Govan High School music students entertained the crowd as people assembled and their Heidie, Iain White, piped in the haggis. Club member, journalist Grace Franklin, gave her usual flamboyant performance of Burns’ Address to the Haggis. The toast to the Immortal Memory of the Bard was given in humorous fashion by Alan Murray who is modest about his knowledge of the poet. In the course of his illuminating and witty speech, he sang one of Burns’ songs and recited verses from several poems. An effective tour de force that was as entertaining as it was enlightening. Alan is a Govanite by birth and early education. He currently runs a new styled, multi uses, community centre in Maybole, Ayrshire.
Honorary Life Member, Frank Bendoris, thanked all the contributors. The Club, which meets monthly, has important guests signed up for future meetings, including Brian Souter and First Minister Alex Salmond. Full information from the Club’s website: www.glasgowsouthbusiness club.co.uk
A world ranked team of experts on Robert Burns, Scotland’s national Bard, had a good gathering at the University of Glasgow on Saturday 14 January.
The annual event was organised by the University’s Centre for Robert Burns Studies and launched a new sculpture of the poet by artist Deirdre Nicholls.
Among the nine speakers was a rare public appearance by private collector Dr William Zachs whose generous sharing of his many manuscripts and items directly owned or handled by Burns continues to cause great excitement in Burns circles and beyond.
Furthest travelled was Gordon Ashley of New York who reflected on ways to keep interest in the poet maintained after 250 years.

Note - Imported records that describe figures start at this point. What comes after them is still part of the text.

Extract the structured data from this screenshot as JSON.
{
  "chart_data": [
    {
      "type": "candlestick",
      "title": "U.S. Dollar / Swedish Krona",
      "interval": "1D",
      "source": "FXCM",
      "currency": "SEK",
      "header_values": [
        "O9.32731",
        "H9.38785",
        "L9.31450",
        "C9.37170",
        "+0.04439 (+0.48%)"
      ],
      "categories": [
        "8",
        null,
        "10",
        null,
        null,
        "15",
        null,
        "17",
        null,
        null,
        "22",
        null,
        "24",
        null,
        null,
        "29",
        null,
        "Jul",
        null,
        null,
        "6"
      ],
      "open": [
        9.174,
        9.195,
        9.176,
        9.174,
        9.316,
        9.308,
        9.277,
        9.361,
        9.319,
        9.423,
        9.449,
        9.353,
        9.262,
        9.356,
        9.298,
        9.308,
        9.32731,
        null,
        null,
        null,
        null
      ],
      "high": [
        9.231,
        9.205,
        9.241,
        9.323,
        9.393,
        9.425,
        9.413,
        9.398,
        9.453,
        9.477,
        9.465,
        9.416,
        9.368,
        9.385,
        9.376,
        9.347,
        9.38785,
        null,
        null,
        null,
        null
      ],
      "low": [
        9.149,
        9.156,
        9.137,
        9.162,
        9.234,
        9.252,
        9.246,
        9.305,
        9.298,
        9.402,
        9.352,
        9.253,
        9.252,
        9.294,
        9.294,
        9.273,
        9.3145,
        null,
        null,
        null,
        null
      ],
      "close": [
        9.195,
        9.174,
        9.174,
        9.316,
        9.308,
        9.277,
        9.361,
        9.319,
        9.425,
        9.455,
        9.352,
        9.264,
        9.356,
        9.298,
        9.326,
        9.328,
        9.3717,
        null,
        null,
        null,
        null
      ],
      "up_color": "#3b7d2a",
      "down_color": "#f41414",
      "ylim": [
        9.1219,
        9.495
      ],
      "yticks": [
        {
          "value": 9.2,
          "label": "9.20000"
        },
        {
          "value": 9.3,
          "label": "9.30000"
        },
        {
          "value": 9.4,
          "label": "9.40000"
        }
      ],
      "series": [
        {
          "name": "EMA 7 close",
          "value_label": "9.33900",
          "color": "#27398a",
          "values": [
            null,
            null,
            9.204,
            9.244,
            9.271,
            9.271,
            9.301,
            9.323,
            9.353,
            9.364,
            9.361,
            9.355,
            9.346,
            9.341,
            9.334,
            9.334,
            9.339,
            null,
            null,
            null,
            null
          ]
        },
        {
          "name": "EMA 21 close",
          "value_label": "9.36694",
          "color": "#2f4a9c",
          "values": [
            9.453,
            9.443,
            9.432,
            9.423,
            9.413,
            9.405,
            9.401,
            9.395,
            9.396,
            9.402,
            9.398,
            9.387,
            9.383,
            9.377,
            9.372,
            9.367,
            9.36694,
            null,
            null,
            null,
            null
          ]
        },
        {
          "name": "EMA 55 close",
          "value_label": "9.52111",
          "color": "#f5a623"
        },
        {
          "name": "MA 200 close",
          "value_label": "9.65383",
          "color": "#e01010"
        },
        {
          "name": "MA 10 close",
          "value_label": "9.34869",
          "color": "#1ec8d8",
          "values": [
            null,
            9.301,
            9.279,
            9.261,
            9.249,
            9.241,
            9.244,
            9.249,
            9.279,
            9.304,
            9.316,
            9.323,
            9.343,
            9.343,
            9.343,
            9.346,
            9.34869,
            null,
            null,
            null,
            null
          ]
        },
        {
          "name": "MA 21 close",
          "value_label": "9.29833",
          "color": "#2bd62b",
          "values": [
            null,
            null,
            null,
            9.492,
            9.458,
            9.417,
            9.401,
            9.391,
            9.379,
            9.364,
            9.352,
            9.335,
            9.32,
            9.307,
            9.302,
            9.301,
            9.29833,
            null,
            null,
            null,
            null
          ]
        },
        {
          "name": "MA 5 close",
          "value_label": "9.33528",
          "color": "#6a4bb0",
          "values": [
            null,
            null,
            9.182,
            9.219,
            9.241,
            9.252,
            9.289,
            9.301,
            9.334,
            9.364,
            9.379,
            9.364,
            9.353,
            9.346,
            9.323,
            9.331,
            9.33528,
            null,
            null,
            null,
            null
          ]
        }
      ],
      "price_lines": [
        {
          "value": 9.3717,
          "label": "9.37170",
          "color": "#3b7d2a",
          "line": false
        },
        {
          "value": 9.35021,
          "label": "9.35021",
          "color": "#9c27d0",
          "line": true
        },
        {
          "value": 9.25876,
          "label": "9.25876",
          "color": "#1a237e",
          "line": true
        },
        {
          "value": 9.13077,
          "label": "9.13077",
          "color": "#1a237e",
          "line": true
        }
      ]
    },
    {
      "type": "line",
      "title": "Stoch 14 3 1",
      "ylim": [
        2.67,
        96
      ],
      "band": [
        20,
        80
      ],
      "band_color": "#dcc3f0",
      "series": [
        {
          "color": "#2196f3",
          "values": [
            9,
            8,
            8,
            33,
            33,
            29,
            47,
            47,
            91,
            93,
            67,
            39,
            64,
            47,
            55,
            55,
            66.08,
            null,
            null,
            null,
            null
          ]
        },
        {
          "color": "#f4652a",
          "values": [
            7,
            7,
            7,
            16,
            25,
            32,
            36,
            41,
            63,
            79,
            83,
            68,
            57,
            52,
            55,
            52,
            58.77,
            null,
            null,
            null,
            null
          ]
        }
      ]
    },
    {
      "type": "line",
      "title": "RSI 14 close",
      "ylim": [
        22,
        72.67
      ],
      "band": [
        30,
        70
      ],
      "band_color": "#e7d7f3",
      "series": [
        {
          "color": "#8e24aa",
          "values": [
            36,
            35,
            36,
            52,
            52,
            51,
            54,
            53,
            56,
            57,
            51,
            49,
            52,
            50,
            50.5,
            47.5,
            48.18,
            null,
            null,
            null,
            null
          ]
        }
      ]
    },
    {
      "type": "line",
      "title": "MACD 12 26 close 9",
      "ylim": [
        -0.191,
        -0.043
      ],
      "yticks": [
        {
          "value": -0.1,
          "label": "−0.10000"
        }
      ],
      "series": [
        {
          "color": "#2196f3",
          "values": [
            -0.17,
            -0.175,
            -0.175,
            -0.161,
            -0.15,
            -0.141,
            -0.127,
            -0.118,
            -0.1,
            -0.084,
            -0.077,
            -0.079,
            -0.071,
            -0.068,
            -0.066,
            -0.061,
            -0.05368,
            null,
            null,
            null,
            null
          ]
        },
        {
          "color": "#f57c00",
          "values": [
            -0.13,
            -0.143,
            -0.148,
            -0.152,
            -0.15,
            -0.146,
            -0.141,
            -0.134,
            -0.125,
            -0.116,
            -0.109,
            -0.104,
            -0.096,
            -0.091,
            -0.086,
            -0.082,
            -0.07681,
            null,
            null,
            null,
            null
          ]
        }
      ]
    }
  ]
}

Dr Kirsteen McCue, co-director of the Centre for Robert Burns Studies at the University of Glasgow said: ‘This annual event provides a real insight into many aspects of Robert Burns and the period in which he lived.’
Her co-director, Dr Gerard Carruthers, stepped in at short notice to give a talk on his progress researching Burns and Freemasonry. He said: ‘We are considering having a special seminar to examine all the information. Our motives are pure and we hope this will yield some very nice new information. ‘
A question from a young Chinese woman scholar at the end of the day asked: ‘What makes everyone so enthusiastic about collecting things? When I read Burns’ poetry it is the emotion that communicates itself to me.’
The answer from the Collector Dr Zachs was: ‘I believe we have something to learn from all of these objects. This enables us to put Burns into a wider context culturally and makes the legacy he has created even more valuable to us as people.’